Oroquieta lamentó que “trabajar el mercado interno cuesta muchísimo y para que uno pueda vender un producto propio en el mismo tiene que cumplir con todas las normativas establecidas por la comunidad europea. Se generan ‘aduanas internas’, por ejemplo con el SENASA, que nos impide comercializar nuestros productos en forma directa con Buenos Aires”. Sobre esta línea, sostuvo que la creación de un producto o marca “hoy es imposible, porque el costo para hacer el análisis de mercado y todas las gestiones necesarias es muy elevado. Por eso estamos trabajando hoy en día con el cluster. Lo más importante acá es que nos falta capital de trabajo, como somos pequeños productores la ganancia de la actividad se basa en la labor diaria. No tenemos financiación como una fábrica que produce zapatos o caños, donde se puede hacer un análisis de costos. Nosotros salimos, pescamos y cobramos.
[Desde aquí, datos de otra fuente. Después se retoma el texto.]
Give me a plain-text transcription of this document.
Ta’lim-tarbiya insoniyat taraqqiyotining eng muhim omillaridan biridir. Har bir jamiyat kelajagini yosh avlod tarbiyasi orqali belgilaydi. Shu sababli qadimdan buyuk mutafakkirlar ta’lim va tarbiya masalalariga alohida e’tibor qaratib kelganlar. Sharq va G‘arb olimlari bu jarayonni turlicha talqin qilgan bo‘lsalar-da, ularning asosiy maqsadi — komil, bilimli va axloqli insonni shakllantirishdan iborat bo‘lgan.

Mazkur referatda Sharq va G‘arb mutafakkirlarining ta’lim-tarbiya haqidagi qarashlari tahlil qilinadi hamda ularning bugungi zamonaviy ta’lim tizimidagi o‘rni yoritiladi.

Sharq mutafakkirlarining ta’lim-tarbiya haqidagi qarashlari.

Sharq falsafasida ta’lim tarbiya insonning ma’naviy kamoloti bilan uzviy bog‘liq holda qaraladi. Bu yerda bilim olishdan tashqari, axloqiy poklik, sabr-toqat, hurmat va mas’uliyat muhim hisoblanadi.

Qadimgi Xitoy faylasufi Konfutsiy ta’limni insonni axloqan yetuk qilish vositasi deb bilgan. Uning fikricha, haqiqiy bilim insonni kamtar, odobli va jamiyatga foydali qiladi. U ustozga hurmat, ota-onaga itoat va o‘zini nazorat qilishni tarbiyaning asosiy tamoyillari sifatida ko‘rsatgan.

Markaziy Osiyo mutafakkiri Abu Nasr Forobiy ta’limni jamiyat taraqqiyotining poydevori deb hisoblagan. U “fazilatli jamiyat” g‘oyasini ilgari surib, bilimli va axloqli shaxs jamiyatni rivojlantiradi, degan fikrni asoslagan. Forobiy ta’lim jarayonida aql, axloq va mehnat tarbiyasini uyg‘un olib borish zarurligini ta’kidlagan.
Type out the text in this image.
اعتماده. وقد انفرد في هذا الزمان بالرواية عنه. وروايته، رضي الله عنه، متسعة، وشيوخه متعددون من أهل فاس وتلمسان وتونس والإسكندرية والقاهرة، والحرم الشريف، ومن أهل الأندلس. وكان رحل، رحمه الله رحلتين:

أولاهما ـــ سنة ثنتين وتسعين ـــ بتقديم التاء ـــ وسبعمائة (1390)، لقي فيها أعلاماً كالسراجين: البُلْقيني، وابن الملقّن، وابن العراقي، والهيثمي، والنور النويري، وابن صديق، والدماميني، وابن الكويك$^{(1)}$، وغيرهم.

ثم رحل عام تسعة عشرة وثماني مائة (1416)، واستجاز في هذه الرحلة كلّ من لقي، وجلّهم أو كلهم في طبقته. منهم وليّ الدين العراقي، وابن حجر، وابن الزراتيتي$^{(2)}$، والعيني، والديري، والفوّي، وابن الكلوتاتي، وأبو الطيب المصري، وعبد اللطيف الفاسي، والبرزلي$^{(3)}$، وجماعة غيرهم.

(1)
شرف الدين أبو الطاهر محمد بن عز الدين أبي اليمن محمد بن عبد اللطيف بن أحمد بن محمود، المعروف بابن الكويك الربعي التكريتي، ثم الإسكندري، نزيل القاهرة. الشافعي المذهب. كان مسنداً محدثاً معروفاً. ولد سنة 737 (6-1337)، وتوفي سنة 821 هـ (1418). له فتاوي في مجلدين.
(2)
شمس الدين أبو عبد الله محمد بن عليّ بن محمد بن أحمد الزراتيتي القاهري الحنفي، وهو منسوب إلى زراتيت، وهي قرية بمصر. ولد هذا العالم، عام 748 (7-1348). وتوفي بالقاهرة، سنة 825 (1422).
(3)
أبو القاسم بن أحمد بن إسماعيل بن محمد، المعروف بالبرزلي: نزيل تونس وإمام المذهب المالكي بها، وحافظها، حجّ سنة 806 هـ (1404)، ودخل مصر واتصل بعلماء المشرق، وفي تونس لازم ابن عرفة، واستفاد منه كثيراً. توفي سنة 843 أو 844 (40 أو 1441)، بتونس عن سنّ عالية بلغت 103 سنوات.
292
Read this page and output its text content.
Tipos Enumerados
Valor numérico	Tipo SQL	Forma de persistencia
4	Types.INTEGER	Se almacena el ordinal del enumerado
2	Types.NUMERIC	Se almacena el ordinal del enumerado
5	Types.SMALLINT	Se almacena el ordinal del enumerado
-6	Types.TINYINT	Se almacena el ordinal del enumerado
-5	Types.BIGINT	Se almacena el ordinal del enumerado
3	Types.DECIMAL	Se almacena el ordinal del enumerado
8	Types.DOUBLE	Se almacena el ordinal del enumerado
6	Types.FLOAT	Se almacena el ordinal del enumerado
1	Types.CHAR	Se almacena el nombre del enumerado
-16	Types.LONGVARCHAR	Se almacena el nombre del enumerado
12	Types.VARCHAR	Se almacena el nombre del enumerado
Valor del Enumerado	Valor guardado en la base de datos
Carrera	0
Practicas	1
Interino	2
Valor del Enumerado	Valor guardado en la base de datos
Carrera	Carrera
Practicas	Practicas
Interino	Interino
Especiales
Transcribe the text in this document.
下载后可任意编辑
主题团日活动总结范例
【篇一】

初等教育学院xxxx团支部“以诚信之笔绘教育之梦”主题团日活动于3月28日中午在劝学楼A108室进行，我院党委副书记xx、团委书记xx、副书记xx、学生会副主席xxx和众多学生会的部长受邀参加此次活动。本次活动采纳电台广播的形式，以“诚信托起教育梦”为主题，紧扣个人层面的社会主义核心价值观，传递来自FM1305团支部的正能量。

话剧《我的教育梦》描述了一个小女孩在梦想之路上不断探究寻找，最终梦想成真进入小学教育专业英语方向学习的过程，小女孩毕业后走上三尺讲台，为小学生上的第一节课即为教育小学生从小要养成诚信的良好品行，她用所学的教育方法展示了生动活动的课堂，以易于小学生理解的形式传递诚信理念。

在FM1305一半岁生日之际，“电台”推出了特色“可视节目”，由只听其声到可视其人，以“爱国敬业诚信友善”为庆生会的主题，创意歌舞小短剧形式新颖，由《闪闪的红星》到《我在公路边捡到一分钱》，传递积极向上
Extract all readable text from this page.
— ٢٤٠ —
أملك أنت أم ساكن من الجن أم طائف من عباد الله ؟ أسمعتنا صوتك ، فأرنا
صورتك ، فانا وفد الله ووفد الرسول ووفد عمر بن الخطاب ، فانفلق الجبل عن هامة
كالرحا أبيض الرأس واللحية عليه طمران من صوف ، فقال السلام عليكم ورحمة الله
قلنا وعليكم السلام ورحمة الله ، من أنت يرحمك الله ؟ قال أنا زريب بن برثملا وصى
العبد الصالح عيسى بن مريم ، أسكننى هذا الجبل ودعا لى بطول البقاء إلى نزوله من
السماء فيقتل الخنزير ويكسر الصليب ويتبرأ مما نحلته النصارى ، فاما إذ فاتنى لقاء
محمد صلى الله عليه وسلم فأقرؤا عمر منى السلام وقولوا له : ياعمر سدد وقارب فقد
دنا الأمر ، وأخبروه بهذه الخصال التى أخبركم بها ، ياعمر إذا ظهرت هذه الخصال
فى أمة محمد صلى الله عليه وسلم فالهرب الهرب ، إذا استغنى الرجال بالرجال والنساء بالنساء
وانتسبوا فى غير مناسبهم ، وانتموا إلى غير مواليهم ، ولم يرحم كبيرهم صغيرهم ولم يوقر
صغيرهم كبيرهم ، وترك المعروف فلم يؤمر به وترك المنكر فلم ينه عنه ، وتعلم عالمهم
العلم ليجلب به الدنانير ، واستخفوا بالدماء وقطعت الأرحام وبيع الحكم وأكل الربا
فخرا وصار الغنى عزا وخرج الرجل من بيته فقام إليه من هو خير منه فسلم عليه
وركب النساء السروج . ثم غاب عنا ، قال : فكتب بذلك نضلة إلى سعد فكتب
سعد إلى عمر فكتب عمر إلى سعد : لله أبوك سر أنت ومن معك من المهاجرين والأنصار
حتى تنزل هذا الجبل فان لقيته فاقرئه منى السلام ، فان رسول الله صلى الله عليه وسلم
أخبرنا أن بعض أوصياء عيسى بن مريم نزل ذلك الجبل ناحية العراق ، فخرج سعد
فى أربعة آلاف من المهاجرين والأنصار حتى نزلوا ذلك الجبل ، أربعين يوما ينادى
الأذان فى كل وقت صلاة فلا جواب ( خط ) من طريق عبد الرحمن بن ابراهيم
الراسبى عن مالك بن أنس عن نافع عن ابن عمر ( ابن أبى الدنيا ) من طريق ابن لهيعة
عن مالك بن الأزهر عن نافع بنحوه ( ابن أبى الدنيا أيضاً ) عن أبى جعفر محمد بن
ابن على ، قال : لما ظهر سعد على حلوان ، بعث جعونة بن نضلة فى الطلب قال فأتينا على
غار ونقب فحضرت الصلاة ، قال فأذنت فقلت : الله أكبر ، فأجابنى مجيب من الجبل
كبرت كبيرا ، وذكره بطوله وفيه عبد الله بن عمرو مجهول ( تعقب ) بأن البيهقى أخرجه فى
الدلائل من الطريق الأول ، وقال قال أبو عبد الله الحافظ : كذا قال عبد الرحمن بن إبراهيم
Si no pescamos, no cobramos”.

Tiempo muerto

“Lo que nos falta es el capital de trabajo para que los pescadores artesanales puedan funcionar sin correr ese riesgo”, comentó Oroquieta y manifestó que “a veces pasa que uno tiene un buen día de pesca, pero supongamos que yo saco cuarenta cajones de pejerrey, tengo que ir a la planta para que lo procesen y lo guarden en frío. A las tres o cuatro personas que trabajan conmigo les tengo que pagar, y si yo no vendo el pescado inmediatamente, no puedo hacerlo. Eso es lo que falta resolver y lo estamos intentando por todos los medios, pero es difícil”.

“Los turistas no lo pueden creer”

Por su parte, Gustavo Carnero explicó que en muchos países “la pesca artesanal es un valor, donde el pescador saca su mercadería y la puede comercializar directo al público. Acá no existe ese recurso, que genera muchos puestos de trabajo y valores para la ciudad. En contraposición, el buzo marisquero en Puerto Madryn es propiamente un marginal, cuando extrae recursos de muy alto valor económico y no está considerado como un atractivo turístico”. A su vez, relató que “muchas veces vienen españoles, italianos y franceses que cuando los ven sacar vieiras y mejillones del Golfo San José no lo pueden creer, porque allá eso no existe. Este documental intenta reflejar y rescatar la pesca artesanal como un valor local y cultural, porque es algo que se pasa de padres a hijos y se va desarrollando en un determinado tiempo y lugar”.

Riesgos

Una de las advertencias que afloran cuando se habla de pesca artesanal y precisamente de la marisquería por buceo es la denominada “enfermedad de descompresión”, que ocurre cuando el buzo permanece varias horas debajo del agua. Cuanto mayor es dicho tiempo, mayor será el que el pescador deba permanecer en proceso de descompresión, lo cual puede provocar síntomas como manchas en la piel, hormigueos en el cuerpo y dolor en las articulaciones. Al respecto, Oroquieta explicó que “acá, afortunadamente no hemos tenido problemas graves en ese sentido. Al trabajar en una época de invierno, muchas veces sucede que el buzo pasa un tiempo debajo del agua y, por la particularidad y la exigencia del trabajo, quiere volver a subir a la embarcación, por ejemplo, a tomar unos mates. Entonces, en lugar de hacer veinte minutos de descompresión hace diez”, lo cual podría provocar la aparición de síntomas con el tiempo. Sin embargo, el pescador artesanal destacó que “actualmente, el tiempo de la descompresión es una regla que no hay que romper, es una disciplina de trabajo que hay que cumplir. Si uno quiere estar tres horas bajo el agua, después tiene que aguantarse un mayor tiempo de descompresión. En mi caso, prefiero tener dos cajones menos de pescado antes que mi buzo tenga que estar colgados durante más de una hora en el proceso de descompresión, sufriendo el frío. Eso no le sirve ni a el ni a mí, que manejo la lancha, porque al otro día va a estar enfermo y seguramente no va a poder trabajar”.